と、パンを食べ終わったやりムゥが、牢を抜け出したアンリエッタに気が付いた。
手にした槍を振り翳し、アンリエッタに飛び掛る。
アンリエッタは素早くルーンを唱えた。現れた水球がやりムゥを吹き飛ばす。
鉄格子に激突し、やりムゥは呆気無く気絶してしまった。
それを見届け、アンリエッタは走り出した。

ハヴィランド宮殿の大ホールに居るガーレンに、ンガポコによって急報が届けられた。
「アンリエッタが逃げ出したと?」
『ハイ。脱獄したアンリエッタ女王は、現在ハヴィランド宮殿内を逃げ回っております』
「敗走する連合軍を追撃する為に兵はほぼ出したとは言え、何人かは残っているはずだ。何故捕まえられない?」
シェフィールドが苛立ちを隠しもしないで追求する。
『メイジは全員出払っておりまして、残った傭兵では魔法に対処しきれないもよう。ンガ』
「チッ、役に立たない連中だ」
忌々しそうに吐き捨て、シェフィールドは怒りに顔を歪ませる。
そんな彼女をガーレンは宥める。
「まぁいいではないか」
「何?」
「涙ぐましい努力ではないか…。ククク、全て無駄に終わると言うのに」
ガーレンはンガポコに向き直る。
「前線の全軍に伝えろ。進軍中止、速やかに引き返してアンリエッタ女王の再確保をせよ。
確保が不可能ならば殺しても構わん、とな」
『了解しました。ンガ』
ンガポコは開け放たれた窓から、夜空へと飛び立っていく。
シェフィールドは怪訝な表情で問う。
「何を考えているガーレン…、むざむざ軍を引き返させるなど…」
「これでいい。どの道、進軍は途中で止めさせるつもりだったのだ。…アンリエッタ女王をわざと逃がしてな」
「…どういう意味だ?」
「知らずともいい。…そうだな? 強いて言えば…全ては我輩とお前の主の望みの為、と言っておこう」
シェフィールドは納得のいかない表情でガーレンを見据える。
本当にこいつを信頼していいのだろうか? ジョゼフの望みに繋がると言うが…それも本当だろうか?

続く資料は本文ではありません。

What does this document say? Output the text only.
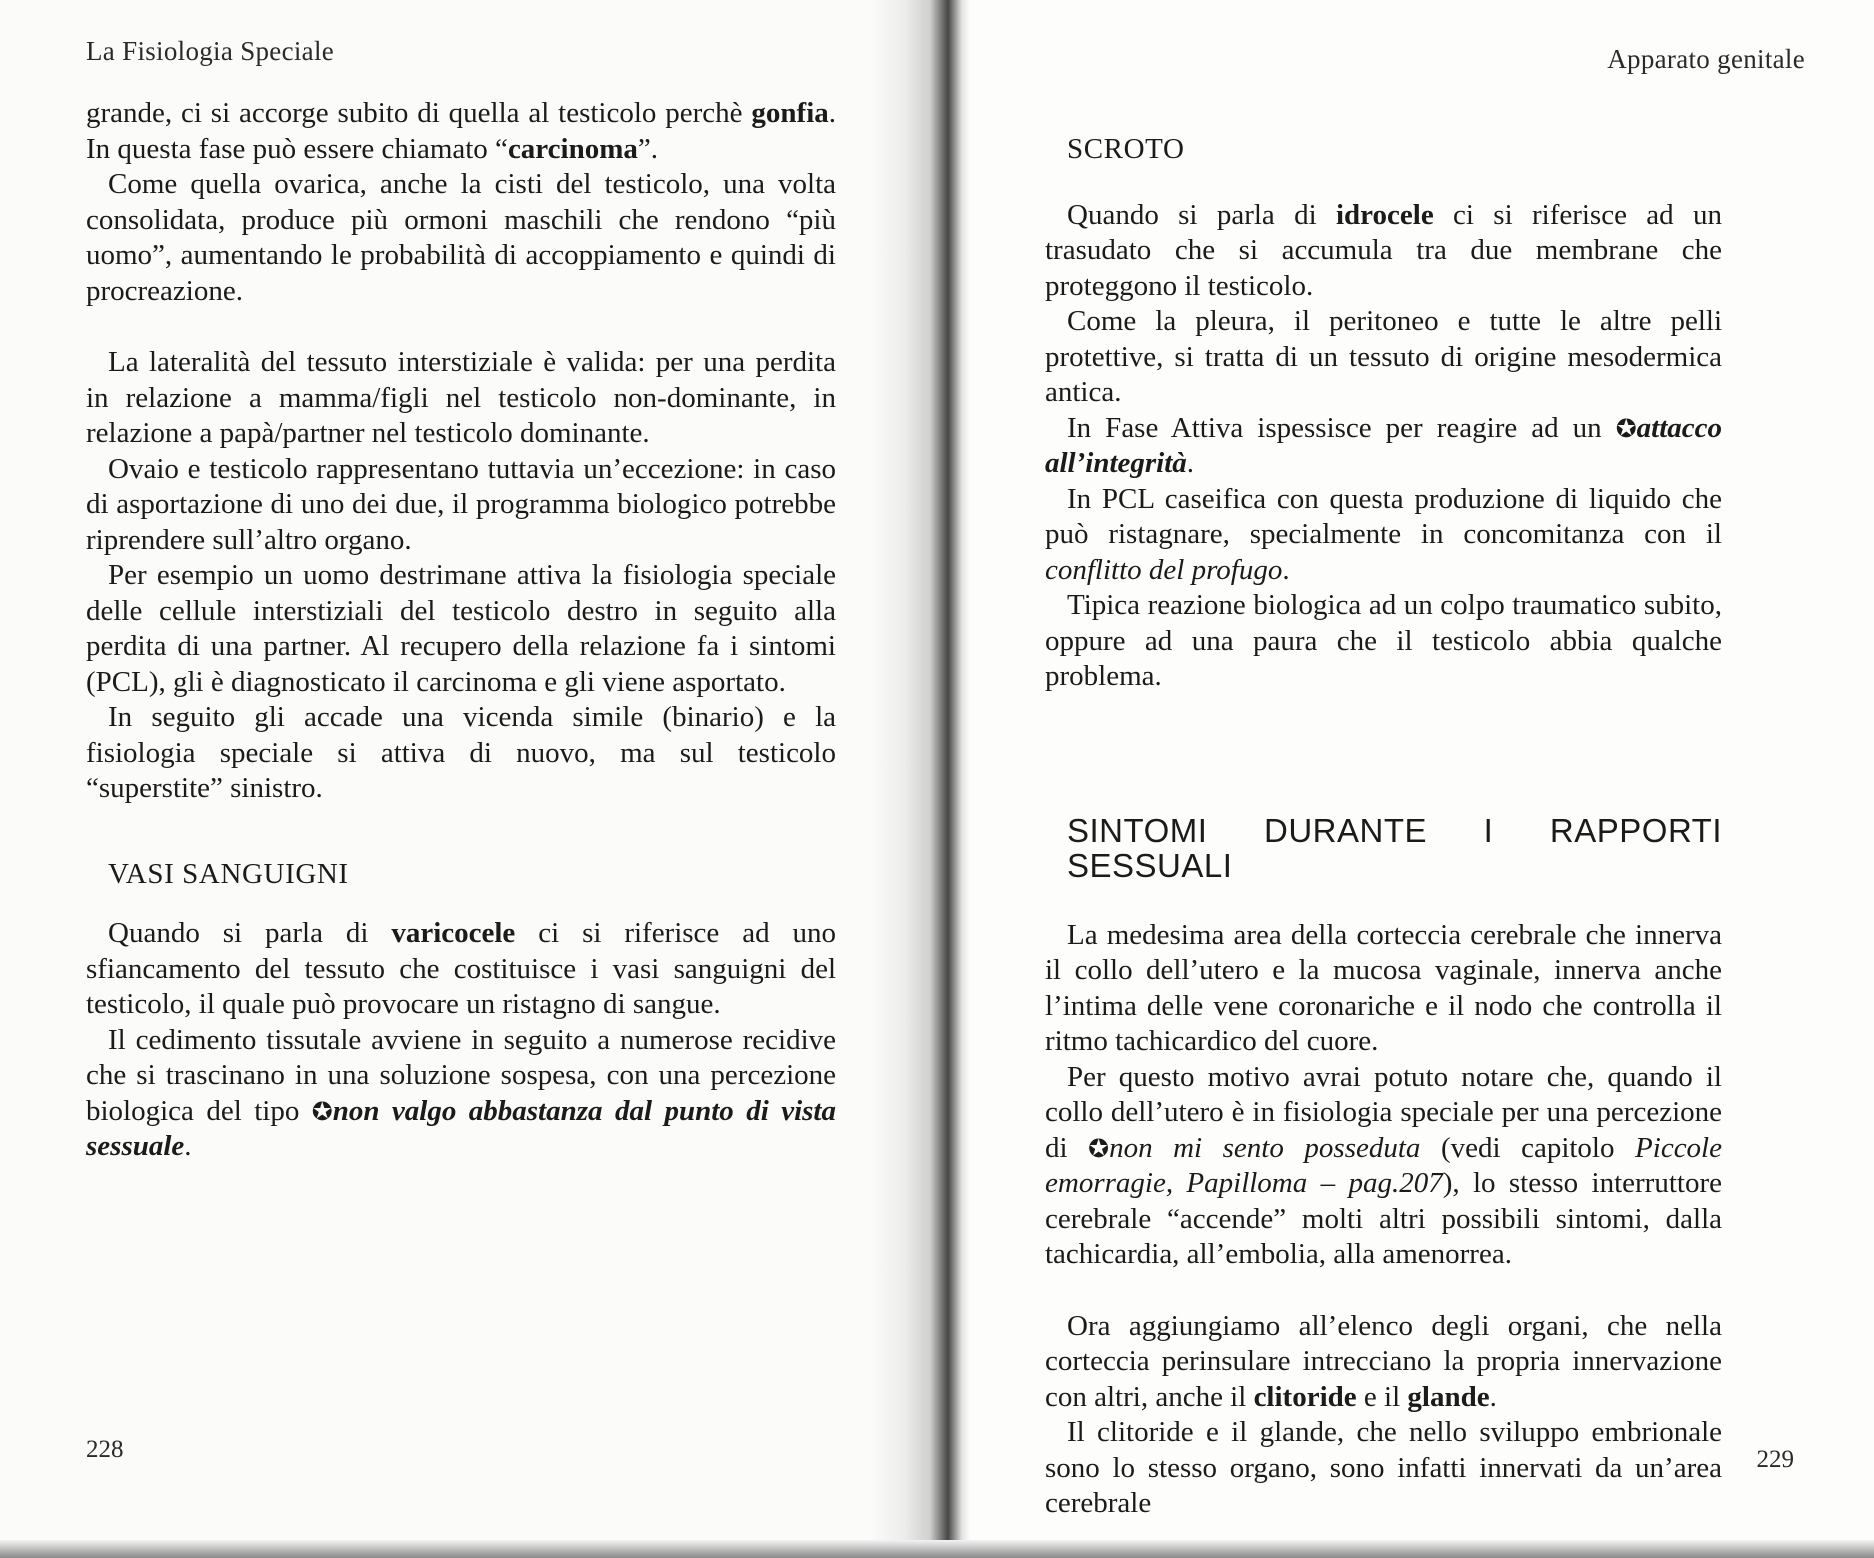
La Fisiologia Speciale

grande, ci si accorge subito di quella al testicolo perchè gonfia. In questa fase può essere chiamato “carcinoma”.

Come quella ovarica, anche la cisti del testicolo, una volta consolidata, produce più ormoni maschili che rendono “più uomo”, aumentando le probabilità di accoppiamento e quindi di procreazione.

La lateralità del tessuto interstiziale è valida: per una perdita in relazione a mamma/figli nel testicolo non-dominante, in relazione a papà/partner nel testicolo dominante.

Ovaio e testicolo rappresentano tuttavia un’eccezione: in caso di asportazione di uno dei due, il programma biologico potrebbe riprendere sull’altro organo.

Per esempio un uomo destrimane attiva la fisiologia speciale delle cellule interstiziali del testicolo destro in seguito alla perdita di una partner. Al recupero della relazione fa i sintomi (PCL), gli è diagnosticato il carcinoma e gli viene asportato.

In seguito gli accade una vicenda simile (binario) e la fisiologia speciale si attiva di nuovo, ma sul testicolo “superstite” sinistro.

VASI SANGUIGNI

Quando si parla di varicocele ci si riferisce ad uno sfiancamento del tessuto che costituisce i vasi sanguigni del testicolo, il quale può provocare un ristagno di sangue.

Il cedimento tissutale avviene in seguito a numerose recidive che si trascinano in una soluzione sospesa, con una percezione biologica del tipo ✪non valgo abbastanza dal punto di vista sessuale.

228
Apparato genitale

SCROTO

Quando si parla di idrocele ci si riferisce ad un trasudato che si accumula tra due membrane che proteggono il testicolo.

Come la pleura, il peritoneo e tutte le altre pelli protettive, si tratta di un tessuto di origine mesodermica antica.

In Fase Attiva ispessisce per reagire ad un ✪attacco all’integrità.

In PCL caseifica con questa produzione di liquido che può ristagnare, specialmente in concomitanza con il conflitto del profugo.

Tipica reazione biologica ad un colpo traumatico subito, oppure ad una paura che il testicolo abbia qualche problema.

SINTOMI DURANTE I RAPPORTI SESSUALI

La medesima area della corteccia cerebrale che innerva il collo dell’utero e la mucosa vaginale, innerva anche l’intima delle vene coronariche e il nodo che controlla il ritmo tachicardico del cuore.

Per questo motivo avrai potuto notare che, quando il collo dell’utero è in fisiologia speciale per una percezione di ✪non mi sento posseduta (vedi capitolo Piccole emorragie, Papilloma – pag.207), lo stesso interruttore cerebrale “accende” molti altri possibili sintomi, dalla tachicardia, all’embolia, alla amenorrea.

Ora aggiungiamo all’elenco degli organi, che nella corteccia perinsulare intrecciano la propria innervazione con altri, anche il clitoride e il glande.

Il clitoride e il glande, che nello sviluppo embrionale sono lo stesso organo, sono infatti innervati da un’area cerebrale

229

疑問が疑問を呼び、目の前の存在を信じる事が出来なくなっていく。
だが、自分の主――ジョゼフはこの男と協力し合っている。今の所、その考えを変えるつもりはないだろう。
ならば…自分はそれに従うまでだ。自分はこの男ではなく、ジョゼフを信頼するのだ。

そんなシェフィールドの事など目もくれず、ガーレンは窓の遥か彼方に広がる、赤く燃えるサウスゴータの町を眺めていた。